If we only have a few experiments, it's very possible that our experimental probability could be different than our theoretical probability, or even very different. But as we have many, many more experiments—thousands, millions, billions of experiments—the probability that the experimental and the theoretical probabilities are very different goes down dramatically.
But let's get an intuitive sense for it. This right over here is a simulation created by McMillan USA. I'll provide the link as an annotation, and what it does is it allows us to simulate many coin flips and figure out the proportion that are heads. So right over here we can decide if we want our coin to be fair or not. Right now it says that we have a 50% probability of getting heads. We can make it unfair by changing this, but I'll stick with the 50% probability.
If we want to show that on this graph here, we can plot it. And what this says is, at a time, how many tosses do we want to take? So let's say let's just start with 10 tosses. So what this is going to do is take 10 simulated flips of coins, with each one having a 50% chance of being heads. Then, as we flip, we're going to see our total proportion that are heads.
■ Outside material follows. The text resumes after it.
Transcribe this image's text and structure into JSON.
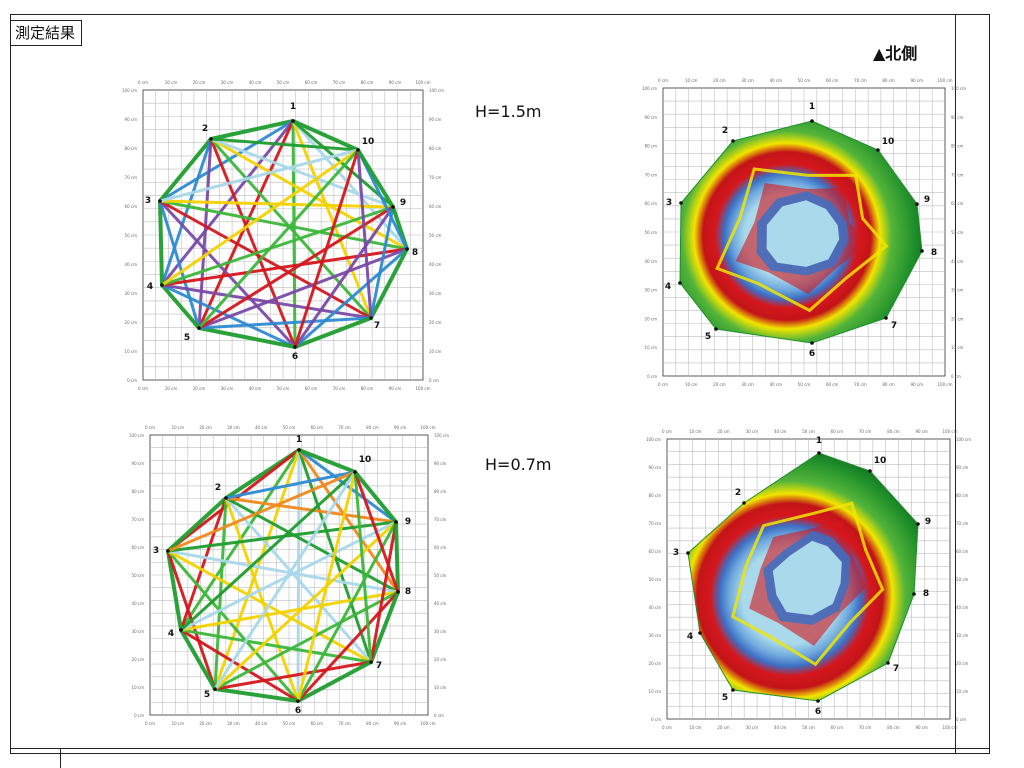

So let's just talk through this together. So starting to toss, and so what's going on here after 10 flips? So as you see, the first flip actually came out heads, and if you wanted to say what your experimental probability after that one flip, you'd say, well, with only one experiment I got one heads, so it looks like 100% were heads. But then the second flip, it looks like it was a tails, because now the portion that was heads after two flips was 50%.
But then the third flip, it looks like it was tails again, because now only one out of three, or 33%, of the flips have resulted in heads. Now by the fourth flip, we got a heads again, getting us back to 50th percentile. Now at the fifth flip, it looks like we got another heads, and so now we have three out of five, or 60%, being heads.
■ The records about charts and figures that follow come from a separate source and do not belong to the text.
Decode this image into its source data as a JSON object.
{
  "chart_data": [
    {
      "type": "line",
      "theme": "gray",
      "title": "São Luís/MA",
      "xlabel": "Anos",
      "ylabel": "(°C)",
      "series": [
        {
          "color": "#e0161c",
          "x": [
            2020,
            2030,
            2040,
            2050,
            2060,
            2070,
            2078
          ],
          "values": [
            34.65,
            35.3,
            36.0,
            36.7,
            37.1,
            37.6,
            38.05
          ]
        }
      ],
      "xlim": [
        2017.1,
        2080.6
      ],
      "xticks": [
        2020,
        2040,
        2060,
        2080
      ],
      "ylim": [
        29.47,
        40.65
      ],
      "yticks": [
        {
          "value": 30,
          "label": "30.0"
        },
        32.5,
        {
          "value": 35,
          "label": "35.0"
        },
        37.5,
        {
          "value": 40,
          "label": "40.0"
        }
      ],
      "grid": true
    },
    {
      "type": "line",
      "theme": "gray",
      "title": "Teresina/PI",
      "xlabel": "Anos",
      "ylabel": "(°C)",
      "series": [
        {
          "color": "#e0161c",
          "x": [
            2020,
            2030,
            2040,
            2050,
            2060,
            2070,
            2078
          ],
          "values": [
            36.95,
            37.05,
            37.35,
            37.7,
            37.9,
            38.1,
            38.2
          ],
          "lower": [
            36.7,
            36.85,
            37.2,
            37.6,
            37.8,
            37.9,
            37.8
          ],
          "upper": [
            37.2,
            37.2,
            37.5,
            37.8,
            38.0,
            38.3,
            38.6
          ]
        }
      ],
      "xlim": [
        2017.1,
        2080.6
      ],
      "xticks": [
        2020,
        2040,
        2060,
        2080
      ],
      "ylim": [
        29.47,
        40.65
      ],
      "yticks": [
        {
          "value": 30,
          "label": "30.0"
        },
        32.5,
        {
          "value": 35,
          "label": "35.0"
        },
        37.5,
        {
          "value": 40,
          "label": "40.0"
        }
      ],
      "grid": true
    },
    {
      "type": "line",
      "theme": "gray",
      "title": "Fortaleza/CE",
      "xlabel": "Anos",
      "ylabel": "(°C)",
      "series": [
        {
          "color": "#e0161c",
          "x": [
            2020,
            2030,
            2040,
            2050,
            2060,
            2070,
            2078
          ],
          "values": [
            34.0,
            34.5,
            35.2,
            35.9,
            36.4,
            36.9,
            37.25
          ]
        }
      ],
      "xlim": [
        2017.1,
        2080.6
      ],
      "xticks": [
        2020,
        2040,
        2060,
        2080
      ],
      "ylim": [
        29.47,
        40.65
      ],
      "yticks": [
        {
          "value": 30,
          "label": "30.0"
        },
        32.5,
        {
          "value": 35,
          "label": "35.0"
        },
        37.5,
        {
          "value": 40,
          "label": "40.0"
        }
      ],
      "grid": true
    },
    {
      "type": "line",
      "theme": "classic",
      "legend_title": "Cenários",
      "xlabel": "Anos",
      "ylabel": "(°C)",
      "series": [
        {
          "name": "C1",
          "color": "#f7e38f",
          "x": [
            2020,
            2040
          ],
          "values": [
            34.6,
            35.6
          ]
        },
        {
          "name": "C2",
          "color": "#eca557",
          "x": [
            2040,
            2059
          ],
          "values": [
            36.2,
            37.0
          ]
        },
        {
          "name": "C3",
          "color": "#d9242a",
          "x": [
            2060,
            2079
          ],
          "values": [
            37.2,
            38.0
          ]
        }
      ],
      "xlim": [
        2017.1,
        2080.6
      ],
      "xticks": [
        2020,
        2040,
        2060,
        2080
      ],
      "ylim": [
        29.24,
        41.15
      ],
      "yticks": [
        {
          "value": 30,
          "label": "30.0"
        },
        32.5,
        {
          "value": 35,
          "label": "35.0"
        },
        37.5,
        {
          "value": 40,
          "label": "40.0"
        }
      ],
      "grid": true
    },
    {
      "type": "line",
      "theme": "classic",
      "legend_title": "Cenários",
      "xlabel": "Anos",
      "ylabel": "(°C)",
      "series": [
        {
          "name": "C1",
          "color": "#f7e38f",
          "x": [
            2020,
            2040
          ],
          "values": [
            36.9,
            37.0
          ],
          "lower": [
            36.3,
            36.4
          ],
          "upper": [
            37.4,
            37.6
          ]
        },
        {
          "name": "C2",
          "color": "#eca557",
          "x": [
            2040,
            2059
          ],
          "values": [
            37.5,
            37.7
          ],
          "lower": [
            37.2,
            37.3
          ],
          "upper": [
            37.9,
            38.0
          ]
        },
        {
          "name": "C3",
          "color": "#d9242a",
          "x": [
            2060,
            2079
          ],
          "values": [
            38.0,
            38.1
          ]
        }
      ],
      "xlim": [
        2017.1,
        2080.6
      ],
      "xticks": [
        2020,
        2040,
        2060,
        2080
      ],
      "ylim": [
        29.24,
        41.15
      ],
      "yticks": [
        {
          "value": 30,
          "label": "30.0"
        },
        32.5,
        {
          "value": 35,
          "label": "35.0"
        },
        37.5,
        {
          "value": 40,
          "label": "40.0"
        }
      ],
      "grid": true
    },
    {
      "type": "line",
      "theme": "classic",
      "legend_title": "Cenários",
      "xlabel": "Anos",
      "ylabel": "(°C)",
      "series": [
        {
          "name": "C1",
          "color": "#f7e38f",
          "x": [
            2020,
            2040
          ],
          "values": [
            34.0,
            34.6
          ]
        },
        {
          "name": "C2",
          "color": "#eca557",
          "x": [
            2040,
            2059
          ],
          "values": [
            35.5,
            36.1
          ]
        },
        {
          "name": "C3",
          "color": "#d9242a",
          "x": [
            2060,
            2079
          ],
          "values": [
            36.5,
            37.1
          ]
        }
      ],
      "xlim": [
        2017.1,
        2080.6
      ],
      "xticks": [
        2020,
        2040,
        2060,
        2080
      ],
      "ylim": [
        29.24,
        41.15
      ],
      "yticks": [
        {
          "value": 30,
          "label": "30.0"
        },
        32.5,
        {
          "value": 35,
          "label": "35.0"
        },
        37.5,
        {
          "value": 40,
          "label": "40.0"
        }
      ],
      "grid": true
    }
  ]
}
And so the general takeaway here is when you have 1, 2, 3, 4, 5, or 6 experiments, it's completely plausible that your experimental proportion, your experimental probability, diverges from the real probability. This even continues all the way until we get to our ninth or 10th tosses.
But what happens if we do way more tosses? So now I'm going to do another—well, let's just do another 200 tosses and see what happens. So I'm just going to keep tossing here, and you can see, wow, look at this! There was a big run of getting a lot of heads right over here, and then it looks like there's actually a run of getting a bunch of tails right over here, and then a little run of heads, tails, and another run of heads.
And notice, even after 215 tosses, our experimental probability is still reasonably different from our theoretical probability. So let's do another 200 and see if we can converge these over time. And what we're seeing in real time here should be the law of large numbers. As our number of tosses gets larger and larger and larger, the probability that these two are very different goes down and down and down.
Yes, you will get moments where you could even get 10 heads in a row or even 20 heads in a row, but over time those will be balanced by the times where you're getting a disproportionate number of tails. So I'm just going to keep going. We're now at almost 800 tosses, and you see now we are converging. We now—this is—we're going to cross a thousand tosses soon, and you can see that our proportion here is now 51%. It's getting close!
Now we're at 50.6%, and I could just keep tossing. This is 1100, we're going to approach 1200 or 1300 flips right over here. But as you can see, as we get many, many, many more flips, it was actually valuable to see even after 200 flips that there was a difference in the proportion between what we got from the experiment and what you would theoretically expect.
But as we get to many, many more flips, now we're at 1210, we're getting pretty close to 50% of them turning out heads. But we could keep tossing it more and more and more, and what we'll see is as we get larger and larger and larger, it is likely that we're going to get closer and closer and closer to 50%.
It's not to say that it's impossible that we diverge again, but the likelihood of diverging gets lower and lower and lower the more tosses, the more experiments you make.